Oficjalnie zapraszam na I rozdział cz, III LMD ♥
Claudia.
Moje życie za nim poznałam Louisa jak i Liama ,Nialla i Zayna można powiedzieć ,że było nudne . Byłam normalną dziewczyną ,która marzyła o zakończeniu szkoły ,udaniu się na dobre studia jak i założeniu szkoły tanecznej . To były moje plany . Jednak zmieniły się one w dniu w którym zostałam zaproszona przez Mię do jej domu . Dokładnie tego dnia poznałam mojego nażyczonego - Louisa .
Tego samego dnia odnalazłam mojego brata ,który uciekł z domu zostawiając mnie samą . W tedy jednak nie zdawałam sobie sprawy ,że mój własny ojciec jest ...potworem . Pamiętam do dziś dzień w którym po raz pierwszy podniósł na mnie rękę . Nie mieściło mi się to w głowie .Niekiedy zdarza mi się myśleć o nim ,co robi ? Czy siedzi za kratkami za zabicie mojej jak i Harrego matki ? A może jednak żyje spokojnym jak i normalnym życiem ? Lub chowie się jak szczur aby policja go nie dopadła ? Tego nikt z nas nie wie .

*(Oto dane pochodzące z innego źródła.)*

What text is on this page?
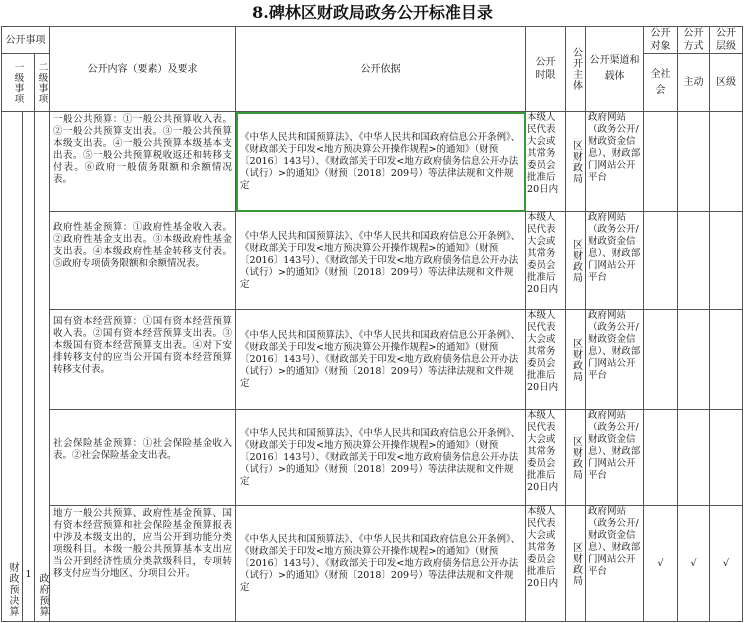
8.碑林区财政局政务公开标准目录
公开事项			公开内容（要素）及要求	公开依据	公开时限	公开主体	公开渠道和载体	公开对象	公开方式	公开层级

一级事项		二级事项						全社会	主动	区级

财政预决算	1	政府预算	一般公共预算：①一般公共预算收入表。②一般公共预算支出表。③一般公共预算本级支出表。④一般公共预算本级基本支出表。⑤一般公共预算税收返还和转移支付表。⑥政府一般债务限额和余额情况表。	《中华人民共和国预算法》、《中华人民共和国政府信息公开条例》、《财政部关于印发<地方预决算公开操作规程>的通知》（财预〔2016〕143号）、《财政部关于印发<地方政府债务信息公开办法（试行）>的通知》（财预〔2018〕209号）等法律法规和文件规定	本级人民代表大会或其常务委员会批准后20日内	区财政局	政府网站（政务公开/财政资金信息）、财政部门网站公开平台			
			政府性基金预算：①政府性基金收入表。②政府性基金支出表。③本级政府性基金支出表。④本级政府性基金转移支付表。⑤政府专项债务限额和余额情况表。	《中华人民共和国预算法》、《中华人民共和国政府信息公开条例》、《财政部关于印发<地方预决算公开操作规程>的通知》（财预〔2016〕143号）、《财政部关于印发<地方政府债务信息公开办法（试行）>的通知》（财预〔2018〕209号）等法律法规和文件规定	本级人民代表大会或其常务委员会批准后20日内	区财政局	政府网站（政务公开/财政资金信息）、财政部门网站公开平台			
			国有资本经营预算：①国有资本经营预算收入表。②国有资本经营预算支出表。③本级国有资本经营预算支出表。④对下安排转移支付的应当公开国有资本经营预算转移支付表。	《中华人民共和国预算法》、《中华人民共和国政府信息公开条例》、《财政部关于印发<地方预决算公开操作规程>的通知》（财预〔2016〕143号）、《财政部关于印发<地方政府债务信息公开办法（试行）>的通知》（财预〔2018〕209号）等法律法规和文件规定	本级人民代表大会或其常务委员会批准后20日内	区财政局	政府网站（政务公开/财政资金信息）、财政部门网站公开平台			
			社会保险基金预算：①社会保险基金收入表。②社会保险基金支出表。	《中华人民共和国预算法》、《中华人民共和国政府信息公开条例》、《财政部关于印发<地方预决算公开操作规程>的通知》（财预〔2016〕143号）、《财政部关于印发<地方政府债务信息公开办法（试行）>的通知》（财预〔2018〕209号）等法律法规和文件规定	本级人民代表大会或其常务委员会批准后20日内	区财政局	政府网站（政务公开/财政资金信息）、财政部门网站公开平台			
			地方一般公共预算、政府性基金预算、国有资本经营预算和社会保险基金预算报表中涉及本级支出的，应当公开到功能分类项级科目。本级一般公共预算基本支出应当公开到经济性质分类款级科目，专项转移支付应当分地区、分项目公开。	《中华人民共和国预算法》、《中华人民共和国政府信息公开条例》、《财政部关于印发<地方预决算公开操作规程>的通知》（财预〔2016〕143号）、《财政部关于印发<地方政府债务信息公开办法（试行）>的通知》（财预〔2018〕209号）等法律法规和文件规定	本级人民代表大会或其常务委员会批准后20日内	区财政局	政府网站（政务公开/财政资金信息）、财政部门网站公开平台	√	√	√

Wszystko to co mi się przydarzyło jak i całej reszcie było złe . Byłam w szoku gdy dowiedziałam się czym zajmuje się mój brat - ścigał się . W tedy jednak nie rozumiałam tego jak teraz . Sama startowałam w niektórych wyścigach ,więc zrozumiałam jaką to frajdę sprawia chłopakom . Nie jednak tylko ja się ścigałam ,przecież Vicki sama siadała za kółkiem i śmigała po drodze . To były piękne czasy . Wszystkie przygody nawet te niebezpieczne zostaną w mojej pamięci do końca mojego życia . Teraz jednak chciałam zacząć od nowa ,wszystko . Zacząć żyć w miłości ,spokoju i z dala od niebezpieczeństwa . Chciała bym aby moje dzieci miały spokojne i normalne dzieciństwo ,dokładnie takiego jakiego ja nie miałam .
Dwutygodniowy wypad do Hiszpanii okazał się dobrym pomysłem . Było świetnie ! Słońce ,plaża i ON .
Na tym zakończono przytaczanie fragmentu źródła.